Thank you so much![ATTACH]
Let's put this into LaTeX form:

Let $B_1={1,x,x^2,x^3,x^4}$ be the standard ordered basis of $V$. Let $W$ be the vector space of 2x3 matrices over $R$ with the usual addition of matrices and scalar multiplication.

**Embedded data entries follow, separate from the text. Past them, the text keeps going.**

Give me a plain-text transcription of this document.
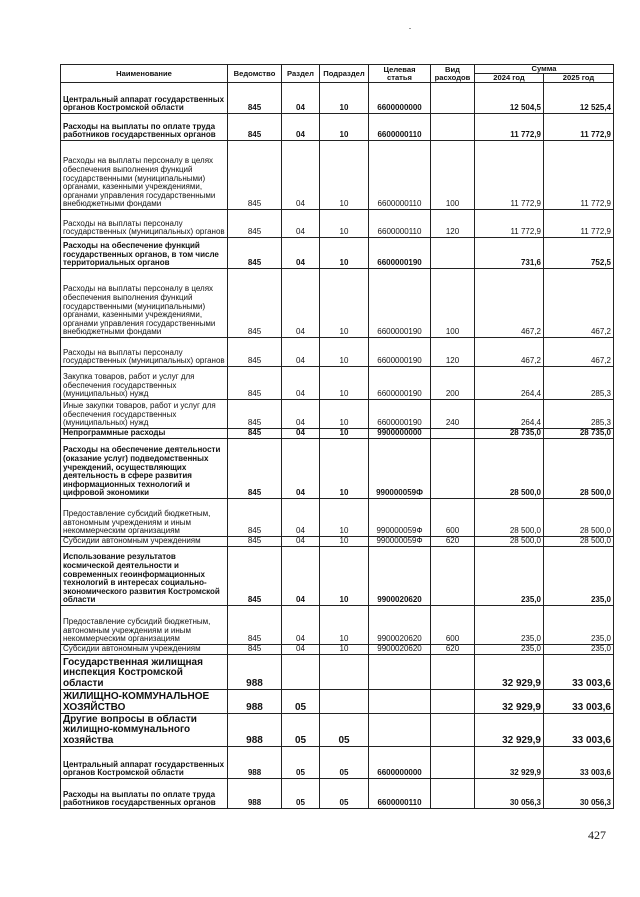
Наименование	Ведомство	Раздел	Подраздел	Целевая статья	Вид расходов	Сумма	
						2024 год	2025 год
Центральный аппарат государственных органов Костромской области	845	04	10	6600000000		12 504,5	12 525,4
Расходы на выплаты по оплате труда работников государственных органов	845	04	10	6600000110		11 772,9	11 772,9
Расходы на выплаты персоналу в целях обеспечения выполнения функций государственными (муниципальными) органами, казенными учреждениями, органами управления государственными внебюджетными фондами	845	04	10	6600000110	100	11 772,9	11 772,9
Расходы на выплаты персоналу государственных (муниципальных) органов	845	04	10	6600000110	120	11 772,9	11 772,9
Расходы на обеспечение функций государственных органов, в том числе территориальных органов	845	04	10	6600000190		731,6	752,5
Расходы на выплаты персоналу в целях обеспечения выполнения функций государственными (муниципальными) органами, казенными учреждениями, органами управления государственными внебюджетными фондами	845	04	10	6600000190	100	467,2	467,2
Расходы на выплаты персоналу государственных (муниципальных) органов	845	04	10	6600000190	120	467,2	467,2
Закупка товаров, работ и услуг для обеспечения государственных (муниципальных) нужд	845	04	10	6600000190	200	264,4	285,3
Иные закупки товаров, работ и услуг для обеспечения государственных (муниципальных) нужд	845	04	10	6600000190	240	264,4	285,3
Непрограммные расходы	845	04	10	9900000000		28 735,0	28 735,0
Расходы на обеспечение деятельности (оказание услуг) подведомственных учреждений, осуществляющих деятельность в сфере развития информационных технологий и цифровой экономики	845	04	10	990000059Ф		28 500,0	28 500,0
Предоставление субсидий бюджетным, автономным учреждениям и иным некоммерческим организациям	845	04	10	990000059Ф	600	28 500,0	28 500,0
Субсидии автономным учреждениям	845	04	10	990000059Ф	620	28 500,0	28 500,0
Использование результатов космической деятельности и современных геоинформационных технологий в интересах социально-экономического развития Костромской области	845	04	10	9900020620		235,0	235,0
Предоставление субсидий бюджетным, автономным учреждениям и иным некоммерческим организациям	845	04	10	9900020620	600	235,0	235,0
Субсидии автономным учреждениям	845	04	10	9900020620	620	235,0	235,0
Государственная жилищная инспекция Костромской области	988					32 929,9	33 003,6
ЖИЛИЩНО-КОММУНАЛЬНОЕ ХОЗЯЙСТВО	988	05				32 929,9	33 003,6
Другие вопросы в области жилищно-коммунального хозяйства	988	05	05			32 929,9	33 003,6
Центральный аппарат государственных органов Костромской области	988	05	05	6600000000		32 929,9	33 003,6
Расходы на выплаты по оплате труда работников государственных органов	988	05	05	6600000110		30 056,3	30 056,3
427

Let $B_2$ be the ordered basis of $W$ given as follows:

$v_1=\left[\begin{array}{ccc} 1 & 0 & 0 \\ 0 & 0 & 0 \end{array}\right]$

$v_2=\left[\begin{array}{ccc} 0 & 1 & 0 \\ 0 & 0 & 0 \end{array}\right]$

$v_3=\left[\begin{array}{ccc} 0 & 0 & 1 \\ 0 & 0 & 0 \end{array}\right]$

$v_4=\left[\begin{array}{ccc} 0 & 0 & 0 \\ 1 & 0 & 0 \end{array}\right]$

$v_5=\left[\begin{array}{ccc} 0 & 0 & 0 \\ 0 & 1 & 0 \end{array}\right]$

$v_6=\left[\begin{array}{ccc} 0 & 0 & 0 \\ 0 & 0 & 1 \end{array}\right]$

$B_2=\left\{\begin{array}{cccccc}v_1&v_2&v_3&v_4&v_ 5&v_6\end{array}\right\}$

Define $T:\rightarrow W$ by:

For $f=a_0+a_1x+a_2x^2+a_3x^3+a_4x^4$, put

$T(f)=\left[\begin{array}{ccc} 0 & a_3 & a_2+a_4 \\ a_1+a_0 & a_0 & 0 \end{array}\right]$

Construct the matrix $A=[T]_{B_1,B_2}$ that represent $T$ with respect to the pair $B_1, B_2$ of ordered bases.

I have no idea what this is supposed to mean, though.